Perché ha tirato in ballo la Rivoluzione industriale?
«Perché negli ultimi due secoli la nostra civiltà è entrata in una fase nuova della produzione di beni proprio per l’avvento di macchine che sostituiscono capacità umane. Tra il 1800 e il 1830 è scomparsa la figura professionale del tessitore, sostituita da manodopera meno specializzata che doveva assistere l’attività del telaio meccanico. Nel corso degli anni le macchine si sono appropriate di capacità specifiche, parcellizzando e trasformando il lavoro. L’IA è solo l’ultima fase di questo processo. Ciò che la rende preoccupante è che l’automazione non riguarda capacità fisiche legate al movimento del corpo, ma capacità ritenute “superiori” di pensiero e linguaggio che ritenevamo prerogativa esclusiva degli esseri umani».
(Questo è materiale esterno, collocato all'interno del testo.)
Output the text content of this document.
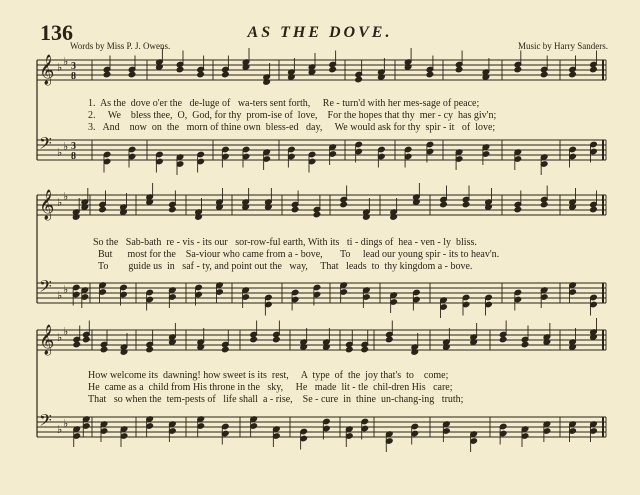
136	AS THE DOVE.
Words by Miss P. J. Owens.	Music by Harry Sanders.
𝄞 ♭ ♭ 3
8
𝄢 ♭ ♭ 3
8
𝄞 ♭ ♭
𝄢 ♭ ♭
𝄞 ♭ ♭
𝄢 ♭ ♭
1.  As the  dove o'er the   de-luge of   wa-ters sent forth,     Re - turn'd with her mes-sage of peace;
2.     We    bless thee,  O,  God, for thy  prom-ise of  love,    For the hopes that thy  mer - cy  has giv'n;
3.   And    now  on  the   morn of thine own  bless-ed   day,     We would ask for thy  spir - it   of  love;
So the   Sab-bath  re - vis - its our   sor-row-ful earth, With its   ti - dings of  hea - ven - ly  bliss.
But      most for the    Sa-viour who came from a - bove,       To     lead our young spir - its to heav'n.
To        guide us  in   saf - ty, and point out the   way,     That   leads  to  thy kingdom a - bove.
How welcome its  dawning! how sweet is its  rest,     A  type  of  the  joy that's  to    come;
He  came as a  child from His throne in the   sky,     He   made  lit - tle  chil-dren His   care;
That   so when the  tem-pests of   life shall  a - rise,    Se - cure  in  thine  un-chang-ing   truth;
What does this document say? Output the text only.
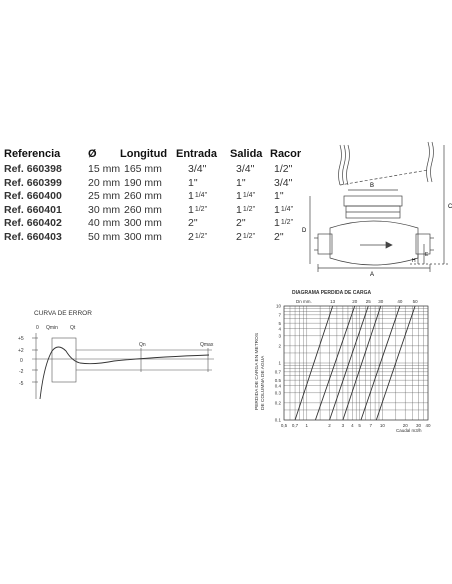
Referencia	Ø Longitud Entrada Salida Racor
Ref. 660398 15 mm 165 mm 3/4"	3/4" 1/2"
Ref. 660399 20 mm 190 mm 1"	1"	3/4"
Ref. 660400 25 mm 260 mm 11/4"	11/4" 1"
Ref. 660401 30 mm 260 mm 11/2"	11/2" 11/4"
Ref. 660402 40 mm 300 mm 2"	2"	11/2"
Ref. 660403 50 mm 300 mm 21/2"	21/2" 2"
B
A
C
D
E
H
CURVA DE ERROR
0 Qmin Qt
Qn	Qmax
+5
+2
0
-2
-5
DIAGRAMA PERDIDA DE CARGA
Dn mm.	13	20 25 30	40 50
PERDIDA DE CARGA EN METROS DE COLUMNA DE AGUA
Caudal m3/h
10
7
5
4
3
2
1
0.7
0.5
0.4
0.3
0.2
0.1
0,5 0,7 1	2 3 4 5 7 10	20 30 40
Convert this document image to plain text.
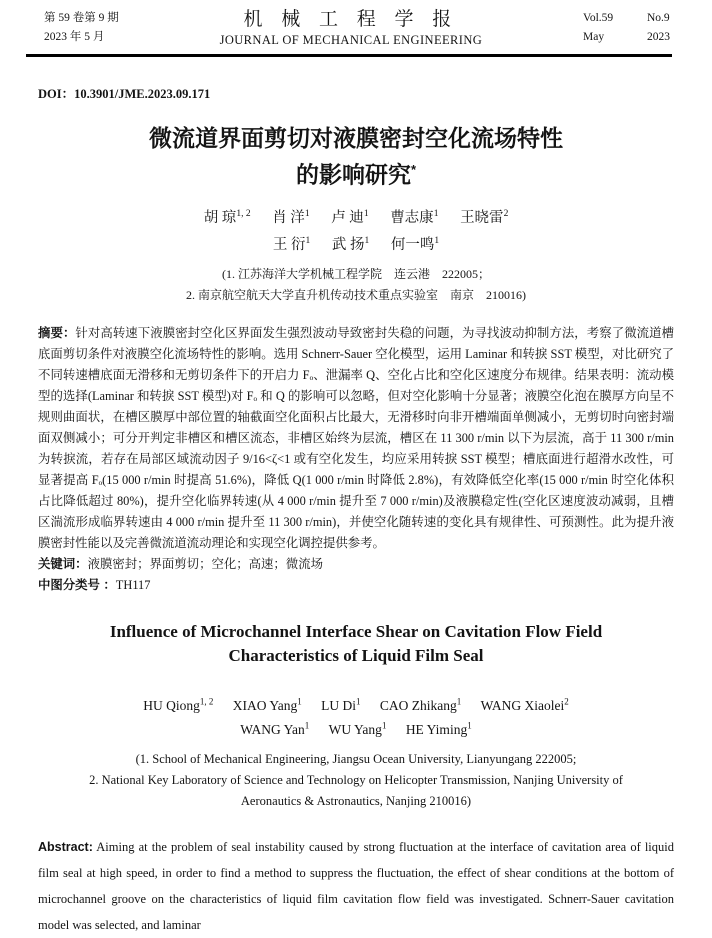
第 59 卷第 9 期
2023 年 5 月
机 械 工 程 学 报
JOURNAL OF MECHANICAL ENGINEERING
Vol.59	No.9
May	2023
DOI：10.3901/JME.2023.09.171
微流道界面剪切对液膜密封空化流场特性
的影响研究*
胡 琼$^{1, 2}$ 肖 洋$^1$ 卢 迪$^1$ 曹志康$^1$ 王晓雷$^2$
王 衍$^1$ 武 扬$^1$ 何一鸣$^1$
(1. 江苏海洋大学机械工程学院　连云港　222005；
2. 南京航空航天大学直升机传动技术重点实验室　南京　210016)

摘要：针对高转速下液膜密封空化区界面发生强烈波动导致密封失稳的问题，为寻找波动抑制方法，考察了微流道槽底面剪切条件对液膜空化流场特性的影响。选用 Schnerr-Sauer 空化模型，运用 Laminar 和转捩 SST 模型，对比研究了不同转速槽底面无滑移和无剪切条件下的开启力 Fₒ、泄漏率 Q、空化占比和空化区速度分布规律。结果表明：流动模型的选择(Laminar 和转捩 SST 模型)对 Fₒ 和 Q 的影响可以忽略，但对空化影响十分显著；液膜空化泡在膜厚方向呈不规则曲面状，在槽区膜厚中部位置的轴截面空化面积占比最大，无滑移时向非开槽端面单侧减小，无剪切时向密封端面双侧减小；可分开判定非槽区和槽区流态，非槽区始终为层流，槽区在 11 300 r/min 以下为层流，高于 11 300 r/min 为转捩流，若存在局部区域流动因子 9/16<ζ<1 或有空化发生，均应采用转捩 SST 模型；槽底面进行超滑水改性，可显著提高 Fₒ(15 000 r/min 时提高 51.6%)，降低 Q(1 000 r/min 时降低 2.8%)，有效降低空化率(15 000 r/min 时空化体积占比降低超过 80%)，提升空化临界转速(从 4 000 r/min 提升至 7 000 r/min)及液膜稳定性(空化区速度波动减弱，且槽区湍流形成临界转速由 4 000 r/min 提升至 11 300 r/min)，并使空化随转速的变化具有规律性、可预测性。此为提升液膜密封性能以及完善微流道流动理论和实现空化调控提供参考。

关键词：液膜密封；界面剪切；空化；高速；微流场

中图分类号 ：TH117

Influence of Microchannel Interface Shear on Cavitation Flow Field
Characteristics of Liquid Film Seal
HU Qiong$^{1, 2}$ XIAO Yang$^1$ LU Di$^1$ CAO Zhikang$^1$ WANG Xiaolei$^2$
WANG Yan$^1$ WU Yang$^1$ HE Yiming$^1$
(1. School of Mechanical Engineering, Jiangsu Ocean University, Lianyungang 222005;
2. National Key Laboratory of Science and Technology on Helicopter Transmission, Nanjing University of
Aeronautics & Astronautics, Nanjing 210016)

Abstract: Aiming at the problem of seal instability caused by strong fluctuation at the interface of cavitation area of liquid film seal at high speed, in order to find a method to suppress the fluctuation, the effect of shear conditions at the bottom of microchannel groove on the characteristics of liquid film cavitation flow field was investigated. Schnerr-Sauer cavitation model was selected, and laminar
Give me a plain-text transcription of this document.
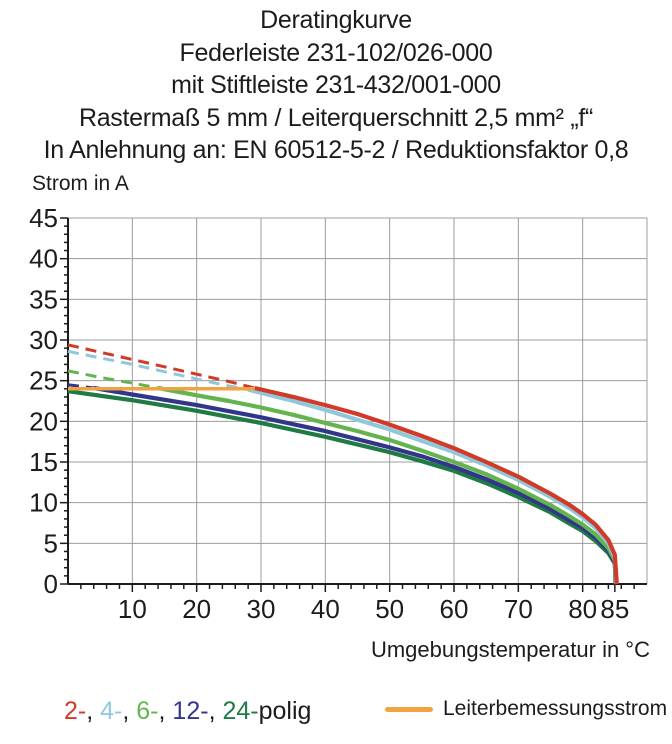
Deratingkurve
Federleiste 231-102/026-000
mit Stiftleiste 231-432/001-000
Rastermaß 5 mm / Leiterquerschnitt 2,5 mm² „f“
In Anlehnung an: EN 60512-5-2 / Reduktionsfaktor 0,8
Strom in A
0
5
10
15
20
25
30
35
40
45
10 20 30 40 50 60 70 80 85
Umgebungstemperatur in °C
2-, 4-, 6-, 12-, 24-polig	Leiterbemessungsstrom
L’IA è stata teorizzata negli anni ’30, la ricerca è proseguita tra alti e bassi per poi “esplodere” con lo sviluppo di server capaci di raccogliere grandi quantità di dati e computer in grado di eseguire calcoli sempre più complessi e sempre più velocemente. Quando l’Ue ha iniziato a ravvisare un rischio etico?
«È dagli anni 2000 che in Europa l’IA comincia a diventare un oggetto di attenzione dal punto di vista morale e legislativo. I problemi nascono dal fatto che l’IA ha una grande capacità di manipolare un’enorme quantità di dati stoccati in sistemi informatici vulnerabili e potenzialmente accessibili da chiunque».
Quali rischi possono palesarsi, a titolo di esempio?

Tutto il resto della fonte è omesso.